Dodger had thought it was odd to call the corridors of Luna "the outside," but he knew what his father meant. Here, there was the illusion of endless space, just like out on the surface. And Texas was pretty large: miles and miles, his father said.
"Doctor" Wauk was one of the
misfits. His was no general anomie or existential despair, however. Wauk was what would have been called, in early Texas, a dipsomaniac. He had a fondness for the bottle that he was not willing to be cured of. It had made a disaster of his acting career, and he had finally accepted a part that was to be lived, instead of performed: that of the alcoholic sawbones beloved of old black-and-white westerns.
While Wauk did dispense patent remedies and salves and powders for a few ailments, all the real medical care was accomplished by a perfectly ordinary Medico machine concealed in a closet. More complex work was referred to a normal facility outside the disneyland. Wauk had been given the bare minimum of training to operate the Medico. "After all," as he'd told John Valentine, "it ain't like doctorin' is rocket science, or anything."

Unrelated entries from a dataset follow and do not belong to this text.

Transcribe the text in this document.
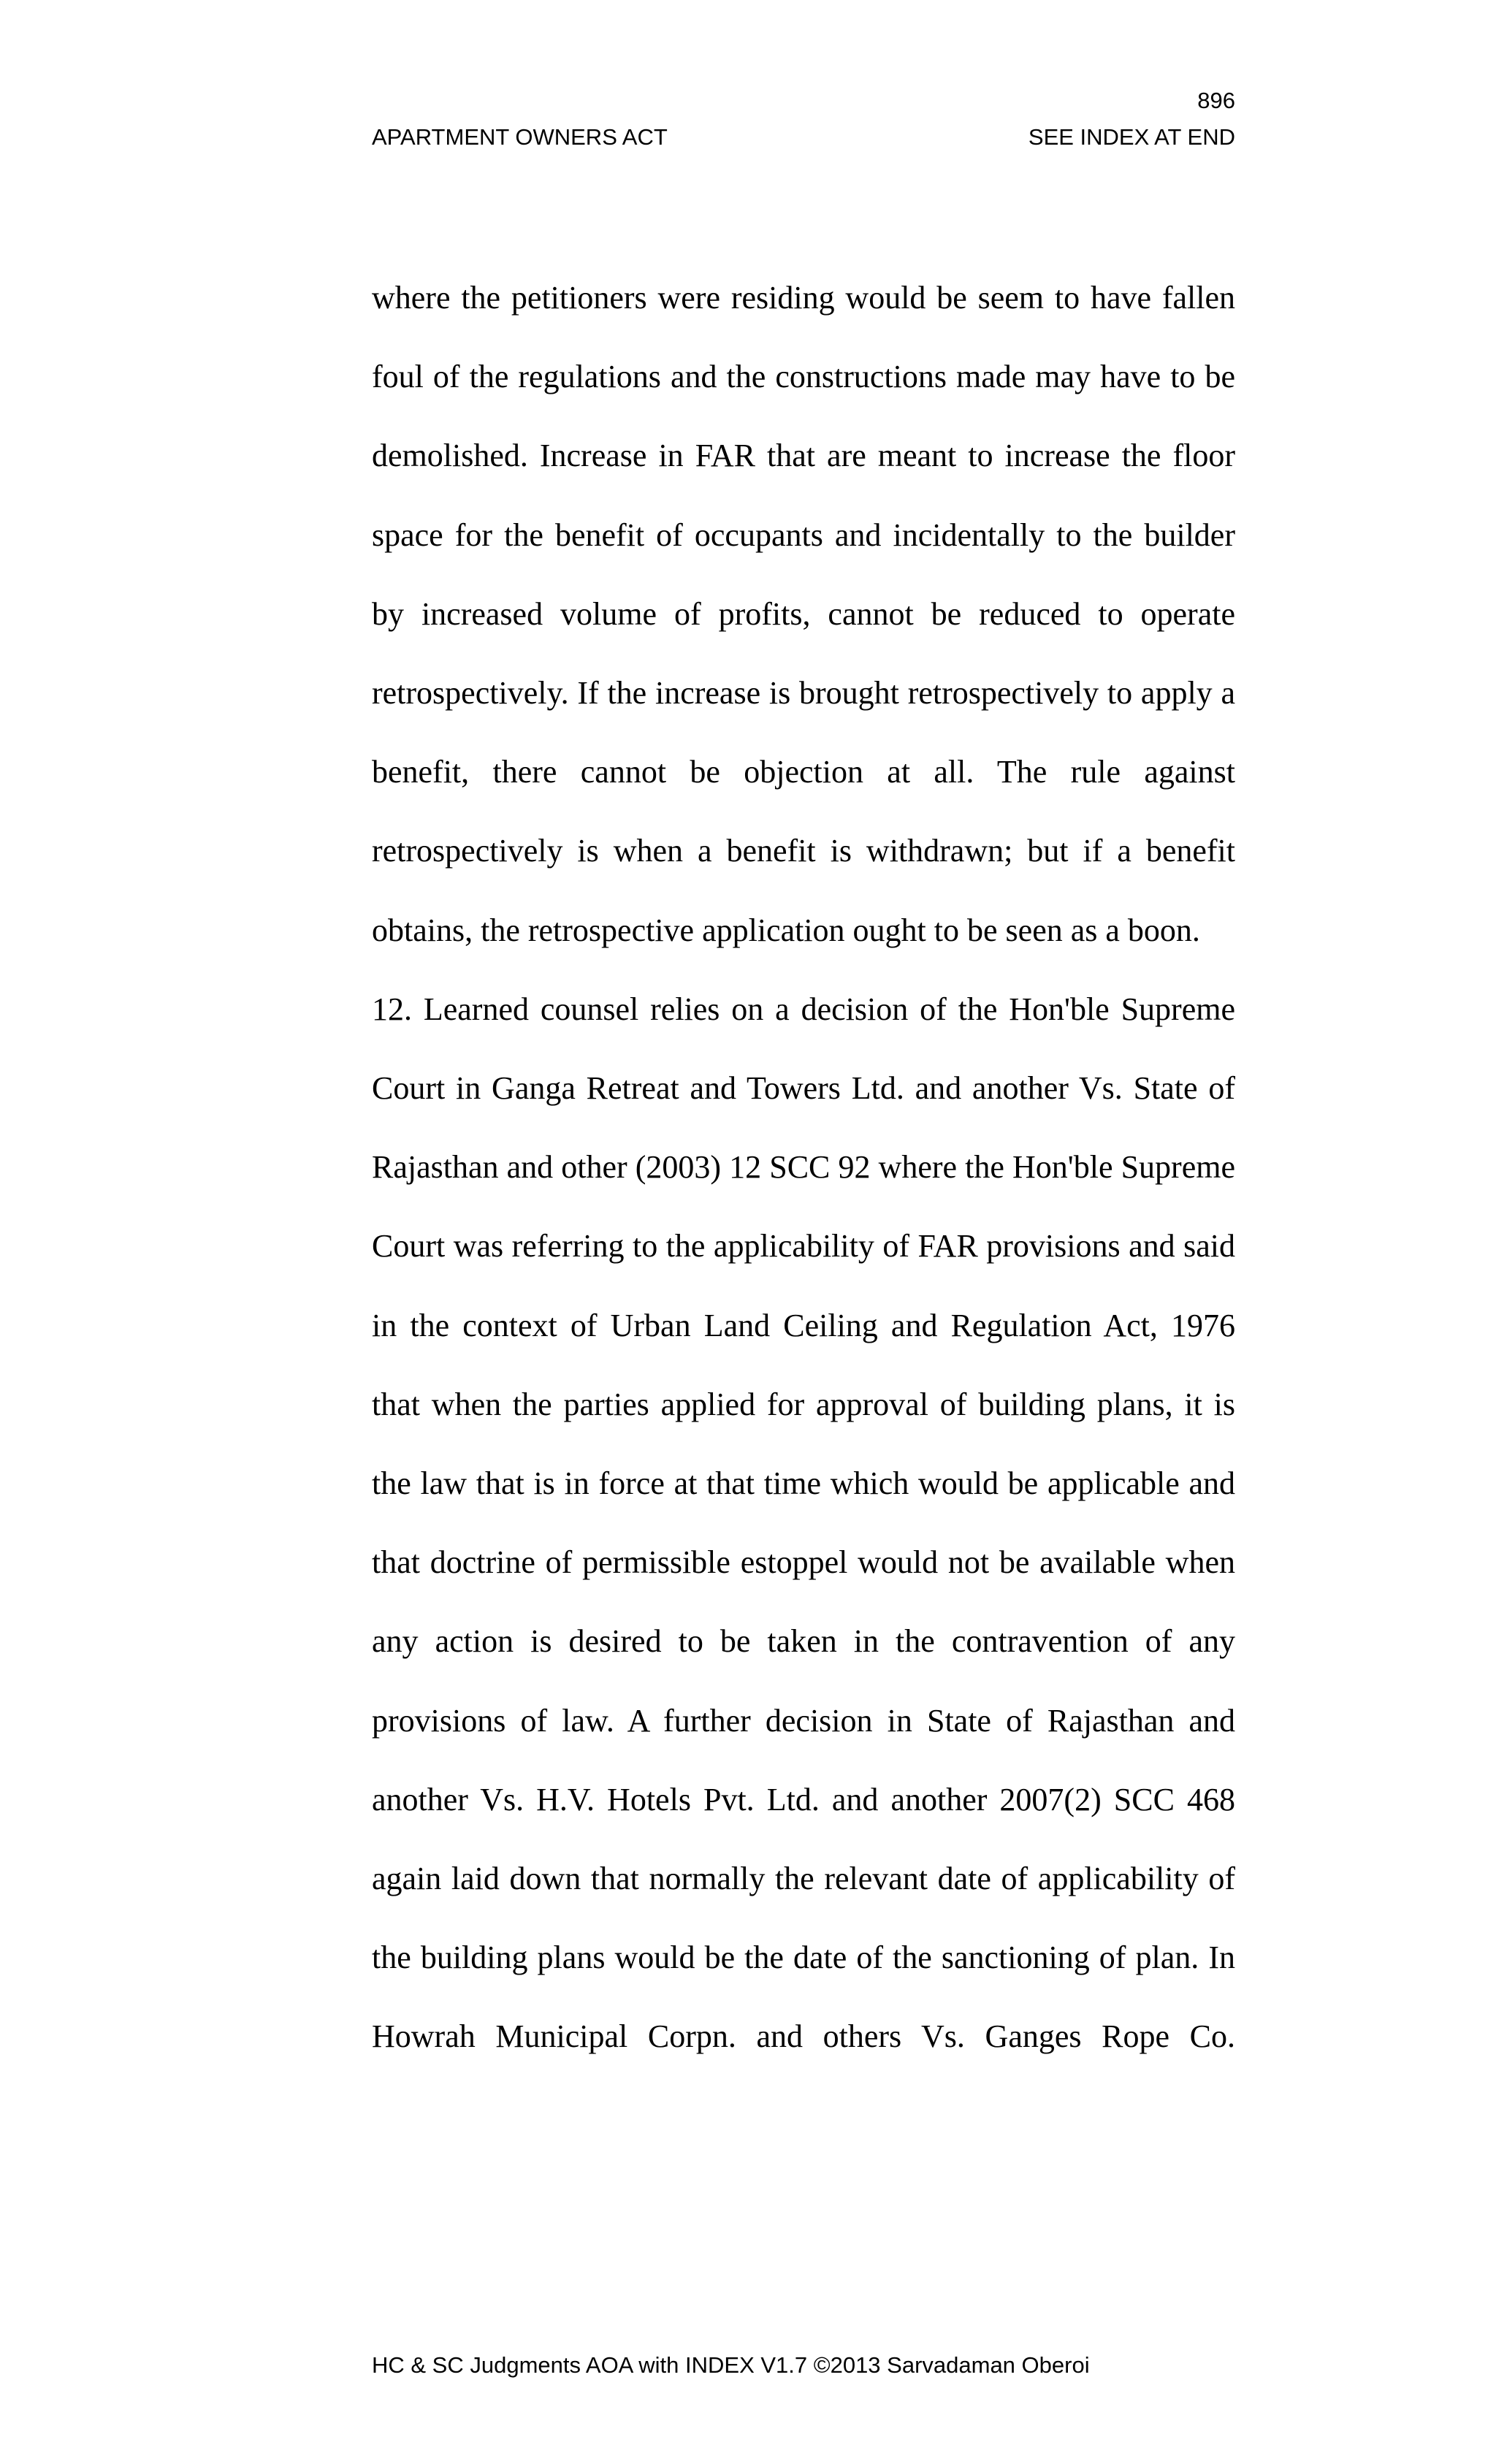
896
APARTMENT OWNERS ACT	SEE INDEX AT END

where the petitioners were residing would be seem to have fallen foul of the regulations and the constructions made may have to be demolished. Increase in FAR that are meant to increase the floor space for the benefit of occupants and incidentally to the builder by increased volume of profits, cannot be reduced to operate retrospectively. If the increase is brought retrospectively to apply a benefit, there cannot be objection at all. The rule against retrospectively is when a benefit is withdrawn; but if a benefit obtains, the retrospective application ought to be seen as a boon.

12. Learned counsel relies on a decision of the Hon'ble Supreme Court in Ganga Retreat and Towers Ltd. and another Vs. State of Rajasthan and other (2003) 12 SCC 92 where the Hon'ble Supreme Court was referring to the applicability of FAR provisions and said in the context of Urban Land Ceiling and Regulation Act, 1976 that when the parties applied for approval of building plans, it is the law that is in force at that time which would be applicable and that doctrine of permissible estoppel would not be available when any action is desired to be taken in the contravention of any provisions of law. A further decision in State of Rajasthan and another Vs. H.V. Hotels Pvt. Ltd. and another 2007(2) SCC 468 again laid down that normally the relevant date of applicability of the building plans would be the date of the sanctioning of plan. In Howrah Municipal Corpn. and others Vs. Ganges Rope Co.

HC & SC Judgments AOA with INDEX V1.7 ©2013 Sarvadaman Oberoi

Dodger thought he could hear voices from the next room. He rolled out of bed and crept carefully to the door, pressed his ear against it. If he held his breath he could hear his father and Dr. Wauk talking, but he could only get every other word. He looked around and found an antique stethoscope in a drawer. He put the rubber tips in his ears and pressed the metal disk on the end to the wooden door, and the sounds became as clear as a telephone.
"Look, Henry," his father said. "We're rolling in cash. I want you to take this. Please. It would make me feel better."
"Just my normal fee will be sufficient, John," said the doctor.
"Come on. As a favor to me."
"Right at this moment, my old friend, I'm not inclined to do any favors for you beyond the one I just done. No, sir, and I don't think I have much interest in makin' you feel any better, either. In fact, I think I just done you the last favor I'm ever goin' to do you."